Comment changer notre alimentation peut avoir des impacts économiques, sociaux et environnementaux négatifs inattendus

Passer à une alimentation plus saine réduit non seulement votre risque de maladie, mais améliore également la durabilité de notre système alimentaire. Mais manger plus sainement a aussi des conséquences indirectes qui peuvent entraîner des effets secondaires économiques, sociaux et environnementaux inattendus. L’Université et la recherche de Wageningen ont utilisé un modèle économique mondial pour étudier un changement vers le régime EAT-Lancet à l’échelle mondiale. Leurs conclusions sont publiées dans la revue Nourriture naturelle.

S’en tenir à ce régime contribuera à réduire la demande mondiale de nourriture et la production de biomasse associée. Manger moins de calories, en particulier dans les pays riches, réduit l’impact environnemental de nos systèmes alimentaires et de l’utilisation des ressources. Mais il ya un hic. Les effets dits indirects ou secondaires peuvent en fait saper les avantages directs d’une alimentation plus saine et plus durable.

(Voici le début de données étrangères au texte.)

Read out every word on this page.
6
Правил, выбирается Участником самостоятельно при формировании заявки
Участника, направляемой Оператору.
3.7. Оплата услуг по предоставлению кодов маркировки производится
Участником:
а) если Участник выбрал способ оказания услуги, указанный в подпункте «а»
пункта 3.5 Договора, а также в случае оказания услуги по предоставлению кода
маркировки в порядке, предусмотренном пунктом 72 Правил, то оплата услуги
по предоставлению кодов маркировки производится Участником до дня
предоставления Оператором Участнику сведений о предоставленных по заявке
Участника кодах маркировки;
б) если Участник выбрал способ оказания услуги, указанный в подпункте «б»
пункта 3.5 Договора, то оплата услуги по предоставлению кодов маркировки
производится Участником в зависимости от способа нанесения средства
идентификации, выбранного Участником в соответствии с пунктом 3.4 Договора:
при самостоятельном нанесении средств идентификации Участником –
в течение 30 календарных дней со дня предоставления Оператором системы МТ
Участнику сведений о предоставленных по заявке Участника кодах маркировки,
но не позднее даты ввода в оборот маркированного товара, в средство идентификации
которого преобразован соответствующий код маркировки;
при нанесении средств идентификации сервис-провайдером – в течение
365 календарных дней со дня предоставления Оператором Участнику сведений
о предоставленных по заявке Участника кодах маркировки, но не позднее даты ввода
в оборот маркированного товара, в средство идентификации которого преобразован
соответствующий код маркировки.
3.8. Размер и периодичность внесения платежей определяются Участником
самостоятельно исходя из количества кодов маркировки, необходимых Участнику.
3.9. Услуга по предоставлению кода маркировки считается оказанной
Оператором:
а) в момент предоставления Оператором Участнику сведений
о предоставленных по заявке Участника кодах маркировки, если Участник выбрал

Effets secondaires économiques

Comment cela marche-t-il? Pour commencer, vous pouvez voir que si vous avez besoin de moins de nourriture, vous avez également besoin de moins de biomasse, ce qui fait baisser les prix moyens de la biomasse et de la terre. Un prix foncier plus bas rend plus attrayant l’utilisation de terres supplémentaires et l’expansion de la superficie agricole, réduisant ainsi l’utilisation d’engrais et les émissions associées. Cependant, les besoins en main-d’œuvre et en capital sont également moindres, ce qui entraîne une baisse des salaires et des revenus.

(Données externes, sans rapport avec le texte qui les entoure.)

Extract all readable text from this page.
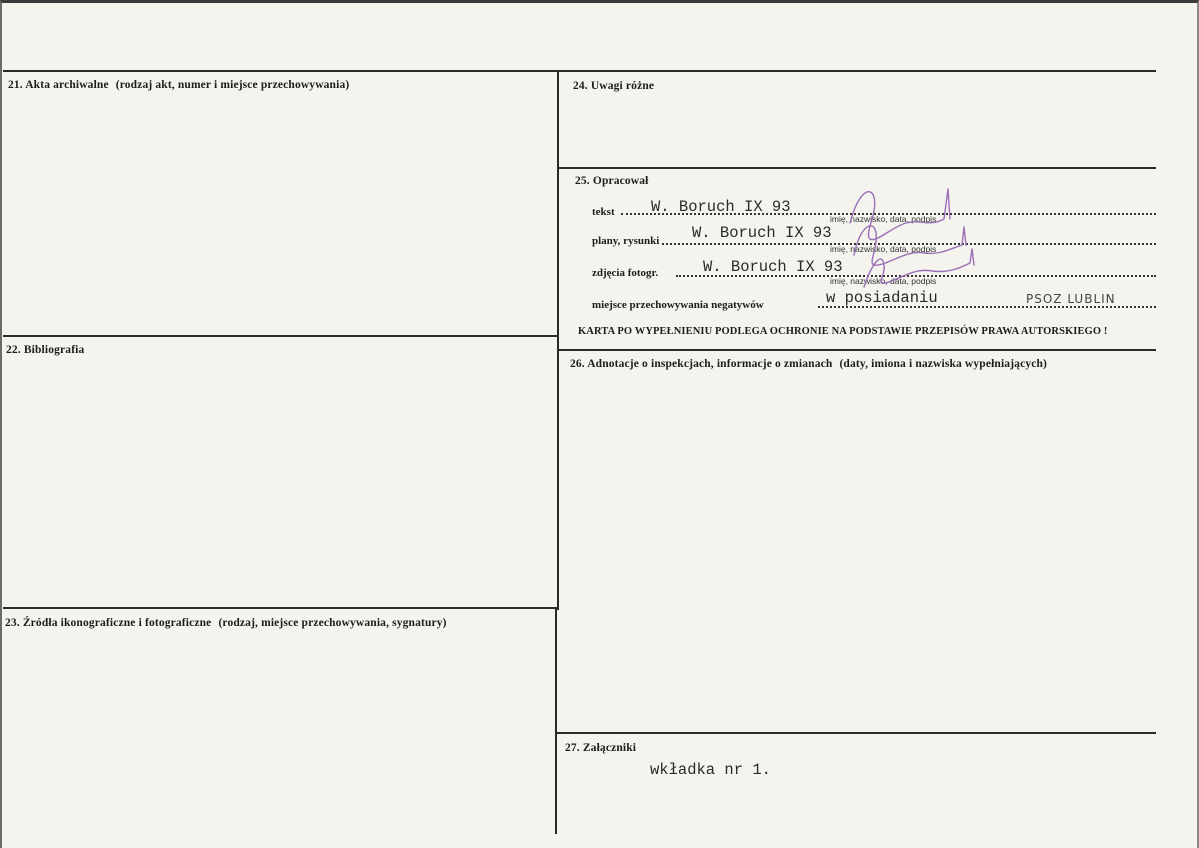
21. Akta archiwalne (rodzaj akt, numer i miejsce przechowywania)
22. Bibliografia
23. Źródła ikonograficzne i fotograficzne (rodzaj, miejsce przechowywania, sygnatury)
24. Uwagi różne
25. Opracował
tekst W. Boruch IX 93
imię, nazwisko, data, podpis
plany, rysunki W. Boruch IX 93
imię, nazwisko, data, podpis
zdjęcia fotogr.	W. Boruch IX 93
imię, nazwisko, data, podpis
miejsce przechowywania negatywów	w posiadaniu	PSOZ LUBLIN
KARTA PO WYPEŁNIENIU PODLEGA OCHRONIE NA PODSTAWIE PRZEPISÓW PRAWA AUTORSKIEGO !
26. Adnotacje o inspekcjach, informacje o zmianach (daty, imiona i nazwiska wypełniających)
27. Załączniki
wkładka nr 1.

Ces effets fonctionnent dans l’autre sens en Afrique subsaharienne, pays à faible revenu où la faim persiste. Ici, le passage au régime EAT-Lancet augmente en fait la demande de nourriture et de biomasse. Cela augmente l’utilisation des terres et donc les prix. Au lieu de cela, on fait plus d’agriculture. L’intensification de l’agriculture a à la fois des effets négatifs, tels que davantage d’intrants chimiques, et des effets positifs, tels que la hausse des salaires.

Effets environnementaux en dehors du système alimentaire

Un autre effet est visible dans les secteurs non alimentaires. Ici, une alimentation plus saine entraîne une augmentation des émissions de gaz à effet de serre. Comment cela marche-t-il? Lorsque les gens, en particulier dans les régions à revenu élevé, dépensent moins en nourriture, ils dépensent plus en produits non alimentaires. Cela peut entraîner une augmentation de la demande et donc de la production de produits non alimentaires.

Les émissions supplémentaires provenant de la production non alimentaire dépassent la diminution des émissions de biomasse due à moins manger. Cet effet amène les émissions mondiales de gaz à effet de serre en 2030 au même niveau que lorsqu’il n’y avait pas de changements alimentaires. Les effets indirects dans le secteur non alimentaire annulent ainsi les progrès climatiques dans l’agriculture.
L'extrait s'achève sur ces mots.